A cassette of cicada chirps, for example, is stuffed with leaves, grass, and other natural material from the insect's habitat. A vinyl record is offered in a thick, glove-leather sheath, which is sewn completely shut with heavy nylon thread, so listeners must cut open and ruin the package to get at their records. One cassette is sealed into a foam rubber brick. Another is held by a luminescent package originally designed for protecting materials from airport X-rays.
"I feel that it's silly for someone to spend six months producing a piece of music, then put it into a slipcover you made at Kinko's," AMK explains. "Some of the packaging goes with the way the music sounds. It sounds like industrial noise, and it's packaged in industrial materials -- you know, like riveted tar paper."
AMK came to the music packaging business by way of being a noisician himself. His work consists mostly of taking floppy vinyl records -- the kind that used to come inside magazines -- snipping them up with scissors, and gluing them back together in a reassembled pie. He then plays the hodgepodge record, recording it onto a compact disc. His latest CD is adorned with the phrase "only the finest in Flexi-disc Montages."

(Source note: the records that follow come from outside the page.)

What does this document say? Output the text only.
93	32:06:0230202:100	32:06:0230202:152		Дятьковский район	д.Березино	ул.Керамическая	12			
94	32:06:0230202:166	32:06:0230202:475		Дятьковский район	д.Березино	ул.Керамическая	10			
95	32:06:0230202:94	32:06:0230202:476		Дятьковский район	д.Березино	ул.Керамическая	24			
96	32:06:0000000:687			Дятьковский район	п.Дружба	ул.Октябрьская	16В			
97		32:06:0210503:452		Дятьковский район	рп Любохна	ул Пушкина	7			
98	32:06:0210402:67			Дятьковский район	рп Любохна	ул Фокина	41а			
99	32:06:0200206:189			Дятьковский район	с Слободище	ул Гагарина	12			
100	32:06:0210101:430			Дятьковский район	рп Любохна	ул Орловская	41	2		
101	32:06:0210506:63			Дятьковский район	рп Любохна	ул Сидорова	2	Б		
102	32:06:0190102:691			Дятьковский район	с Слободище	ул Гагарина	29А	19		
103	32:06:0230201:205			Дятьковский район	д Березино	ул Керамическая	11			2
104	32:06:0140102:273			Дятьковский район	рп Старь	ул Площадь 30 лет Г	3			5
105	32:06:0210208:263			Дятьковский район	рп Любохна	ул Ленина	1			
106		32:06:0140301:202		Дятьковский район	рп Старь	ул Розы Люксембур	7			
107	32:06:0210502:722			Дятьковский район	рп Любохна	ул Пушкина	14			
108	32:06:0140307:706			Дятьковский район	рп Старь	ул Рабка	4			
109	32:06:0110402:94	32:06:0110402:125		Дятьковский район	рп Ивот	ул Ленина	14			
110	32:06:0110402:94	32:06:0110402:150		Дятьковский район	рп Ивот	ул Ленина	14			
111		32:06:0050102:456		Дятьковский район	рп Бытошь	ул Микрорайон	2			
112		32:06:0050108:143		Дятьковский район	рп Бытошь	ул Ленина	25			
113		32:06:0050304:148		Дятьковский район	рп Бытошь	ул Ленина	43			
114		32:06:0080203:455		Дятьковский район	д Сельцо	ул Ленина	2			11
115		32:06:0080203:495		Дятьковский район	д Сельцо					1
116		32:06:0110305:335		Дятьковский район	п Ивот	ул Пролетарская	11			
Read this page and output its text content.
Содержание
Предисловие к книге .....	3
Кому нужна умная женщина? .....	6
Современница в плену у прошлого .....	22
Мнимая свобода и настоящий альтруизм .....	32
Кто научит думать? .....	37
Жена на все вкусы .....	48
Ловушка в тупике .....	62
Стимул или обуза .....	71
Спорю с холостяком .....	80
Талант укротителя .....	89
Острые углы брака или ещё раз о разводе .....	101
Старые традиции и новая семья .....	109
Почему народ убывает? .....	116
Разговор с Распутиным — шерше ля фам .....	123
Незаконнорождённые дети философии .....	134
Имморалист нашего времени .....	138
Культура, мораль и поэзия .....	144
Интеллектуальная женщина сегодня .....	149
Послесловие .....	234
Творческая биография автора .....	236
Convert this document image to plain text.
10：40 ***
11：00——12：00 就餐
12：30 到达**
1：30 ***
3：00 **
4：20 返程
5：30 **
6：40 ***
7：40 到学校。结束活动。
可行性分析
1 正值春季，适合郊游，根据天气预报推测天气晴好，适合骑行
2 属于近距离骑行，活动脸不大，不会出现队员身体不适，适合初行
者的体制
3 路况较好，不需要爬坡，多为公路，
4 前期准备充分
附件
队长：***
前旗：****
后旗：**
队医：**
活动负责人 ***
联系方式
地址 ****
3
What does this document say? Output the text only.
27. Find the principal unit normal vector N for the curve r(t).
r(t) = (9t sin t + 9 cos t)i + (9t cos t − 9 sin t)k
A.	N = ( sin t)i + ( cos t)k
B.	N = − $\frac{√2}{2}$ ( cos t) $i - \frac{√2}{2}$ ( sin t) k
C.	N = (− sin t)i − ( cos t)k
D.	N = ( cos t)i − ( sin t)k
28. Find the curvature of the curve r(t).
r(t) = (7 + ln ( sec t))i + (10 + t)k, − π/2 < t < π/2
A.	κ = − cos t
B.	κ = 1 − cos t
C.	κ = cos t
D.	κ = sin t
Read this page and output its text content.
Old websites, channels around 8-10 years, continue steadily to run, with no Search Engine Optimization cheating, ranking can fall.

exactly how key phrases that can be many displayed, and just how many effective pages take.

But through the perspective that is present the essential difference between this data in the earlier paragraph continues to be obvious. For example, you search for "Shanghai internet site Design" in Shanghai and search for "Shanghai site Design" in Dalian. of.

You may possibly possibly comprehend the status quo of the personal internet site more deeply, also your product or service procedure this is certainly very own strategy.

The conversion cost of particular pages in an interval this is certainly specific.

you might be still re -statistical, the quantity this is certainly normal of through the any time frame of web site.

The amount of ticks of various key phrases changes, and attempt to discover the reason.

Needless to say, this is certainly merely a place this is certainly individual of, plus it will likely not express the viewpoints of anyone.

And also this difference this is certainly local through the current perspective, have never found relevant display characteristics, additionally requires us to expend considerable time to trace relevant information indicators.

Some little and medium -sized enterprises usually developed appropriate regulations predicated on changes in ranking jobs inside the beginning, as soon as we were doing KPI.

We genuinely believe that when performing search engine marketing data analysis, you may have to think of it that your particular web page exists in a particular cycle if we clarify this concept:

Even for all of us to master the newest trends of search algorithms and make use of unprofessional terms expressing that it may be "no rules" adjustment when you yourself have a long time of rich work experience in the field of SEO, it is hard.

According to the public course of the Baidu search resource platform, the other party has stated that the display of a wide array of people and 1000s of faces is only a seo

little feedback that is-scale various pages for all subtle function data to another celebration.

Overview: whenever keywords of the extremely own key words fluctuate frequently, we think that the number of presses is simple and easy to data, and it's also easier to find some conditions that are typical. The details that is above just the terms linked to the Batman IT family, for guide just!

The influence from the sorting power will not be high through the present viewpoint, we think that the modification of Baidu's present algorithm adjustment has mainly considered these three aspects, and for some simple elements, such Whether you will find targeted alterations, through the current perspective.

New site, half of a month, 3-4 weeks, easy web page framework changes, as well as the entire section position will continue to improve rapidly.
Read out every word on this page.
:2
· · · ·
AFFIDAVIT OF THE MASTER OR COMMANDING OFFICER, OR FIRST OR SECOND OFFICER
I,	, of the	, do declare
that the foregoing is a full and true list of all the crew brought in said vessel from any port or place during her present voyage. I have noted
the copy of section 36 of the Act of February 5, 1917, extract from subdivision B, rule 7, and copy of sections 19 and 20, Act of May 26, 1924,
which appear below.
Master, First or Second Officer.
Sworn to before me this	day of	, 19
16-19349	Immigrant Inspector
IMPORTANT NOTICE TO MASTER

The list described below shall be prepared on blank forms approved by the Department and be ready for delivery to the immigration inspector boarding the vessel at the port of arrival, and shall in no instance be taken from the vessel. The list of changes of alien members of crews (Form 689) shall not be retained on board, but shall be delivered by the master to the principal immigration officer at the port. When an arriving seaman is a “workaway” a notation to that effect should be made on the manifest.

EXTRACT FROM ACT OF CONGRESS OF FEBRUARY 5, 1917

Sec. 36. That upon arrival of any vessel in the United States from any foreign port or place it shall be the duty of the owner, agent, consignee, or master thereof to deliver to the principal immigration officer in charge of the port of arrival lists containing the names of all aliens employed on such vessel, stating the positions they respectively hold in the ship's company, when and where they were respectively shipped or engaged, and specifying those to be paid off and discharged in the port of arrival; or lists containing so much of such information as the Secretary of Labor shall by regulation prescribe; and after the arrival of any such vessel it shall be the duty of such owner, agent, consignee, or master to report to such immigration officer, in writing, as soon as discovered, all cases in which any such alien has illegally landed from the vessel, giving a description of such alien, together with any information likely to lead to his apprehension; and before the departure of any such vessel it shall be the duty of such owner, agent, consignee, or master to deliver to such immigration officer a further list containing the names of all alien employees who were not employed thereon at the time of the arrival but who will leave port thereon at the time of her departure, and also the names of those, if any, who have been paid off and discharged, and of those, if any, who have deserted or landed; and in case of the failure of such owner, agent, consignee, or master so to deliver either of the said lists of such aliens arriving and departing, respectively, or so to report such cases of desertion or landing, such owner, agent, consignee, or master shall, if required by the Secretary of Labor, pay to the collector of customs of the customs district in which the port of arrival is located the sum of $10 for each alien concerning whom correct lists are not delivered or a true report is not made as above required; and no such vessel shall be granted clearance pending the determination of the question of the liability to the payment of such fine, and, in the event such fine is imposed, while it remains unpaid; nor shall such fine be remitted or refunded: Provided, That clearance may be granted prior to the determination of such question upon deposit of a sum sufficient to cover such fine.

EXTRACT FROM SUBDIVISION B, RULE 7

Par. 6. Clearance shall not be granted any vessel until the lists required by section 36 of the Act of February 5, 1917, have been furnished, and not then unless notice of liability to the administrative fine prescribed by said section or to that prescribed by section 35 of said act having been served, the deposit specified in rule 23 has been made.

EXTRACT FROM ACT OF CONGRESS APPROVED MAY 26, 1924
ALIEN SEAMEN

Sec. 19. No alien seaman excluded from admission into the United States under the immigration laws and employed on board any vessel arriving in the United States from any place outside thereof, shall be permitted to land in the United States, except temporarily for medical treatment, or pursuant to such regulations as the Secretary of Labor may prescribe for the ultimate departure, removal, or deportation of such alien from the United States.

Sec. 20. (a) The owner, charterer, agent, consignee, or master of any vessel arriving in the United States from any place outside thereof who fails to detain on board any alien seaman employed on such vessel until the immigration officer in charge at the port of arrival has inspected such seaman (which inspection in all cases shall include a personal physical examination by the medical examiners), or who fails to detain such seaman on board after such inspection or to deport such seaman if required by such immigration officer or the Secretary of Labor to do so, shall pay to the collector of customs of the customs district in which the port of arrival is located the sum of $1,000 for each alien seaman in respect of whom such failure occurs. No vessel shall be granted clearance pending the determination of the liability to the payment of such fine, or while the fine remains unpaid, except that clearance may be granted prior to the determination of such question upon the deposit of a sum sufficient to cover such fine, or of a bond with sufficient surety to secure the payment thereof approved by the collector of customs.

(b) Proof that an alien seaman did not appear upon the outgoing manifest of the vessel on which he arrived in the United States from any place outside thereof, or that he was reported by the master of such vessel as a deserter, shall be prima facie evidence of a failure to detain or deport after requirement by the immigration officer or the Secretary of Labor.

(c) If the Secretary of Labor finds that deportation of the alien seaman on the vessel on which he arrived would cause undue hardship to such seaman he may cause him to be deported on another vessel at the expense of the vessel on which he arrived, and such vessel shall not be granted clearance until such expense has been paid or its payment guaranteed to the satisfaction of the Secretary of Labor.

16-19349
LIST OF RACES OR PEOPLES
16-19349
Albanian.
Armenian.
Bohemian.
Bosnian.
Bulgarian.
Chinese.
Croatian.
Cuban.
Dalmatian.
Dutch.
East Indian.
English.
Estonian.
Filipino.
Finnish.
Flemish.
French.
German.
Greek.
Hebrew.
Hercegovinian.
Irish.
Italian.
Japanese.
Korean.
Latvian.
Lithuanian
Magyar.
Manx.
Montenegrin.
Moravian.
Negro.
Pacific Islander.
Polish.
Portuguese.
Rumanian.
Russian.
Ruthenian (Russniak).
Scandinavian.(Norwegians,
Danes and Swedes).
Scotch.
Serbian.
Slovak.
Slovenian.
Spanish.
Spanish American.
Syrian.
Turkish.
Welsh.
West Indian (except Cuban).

Imagine, if you will, forcing yourself to listen to an oddly skipping record without getting up to move the needle. You know it's skipping, and you know it will keep skipping unless you do something. But you don't. You just sit there, enjoying the sound: "Bzazkphmp, bzzzkphmp, bzazkphmp, bzzzkphmp, bzazkphmp, bzzzkphmp, bzazkphmp, bzzzkphmp, bzazkphmp, bzzzkphmp ...."
"I go into restaurants, and they sometimes have jukeboxes. I find it great if the record starts skipping. I don't like digital skipping as much as I like analog skipping," AMK explains. "Most people don't want to hear scratches on a record, or tape hiss, but I do. Part of this is taking what is negative and making it positive."
And so it goes. A philosophical, intellectual, aural abstract expressionist soul train is rolling unnoticed through San Francisco. But its unique throbs, howls, and unidentifiable walls of sound will inevitably make their way into the language of more popular music.
Some more traditional musicians have been hitching a ride for years.
Jaiyoung Kim, for example, is mixing jazz, rock, and other genres into an intriguing noise-music blend that he's been playing with his band, Job, at local clubs -- and successfully passing it off as music.
Portending what may be the attitude of noise-influenced musicians to come, Kim shamelessly rejects noise's anti-establishment conceits: He even refers to his individual musical compositions as "songs." He uses some traditional instruments such as guitars, drums, and keyboard. He keeps things like music theory, rhythm, and artistry in mind while composing and playing his work.
"I'm not completely enthusiastic about saying, 'Fuck you,' to all the structural rules. I'd like to use that to my advantage," says Kim, who began playing piano at age 5, violin at 8.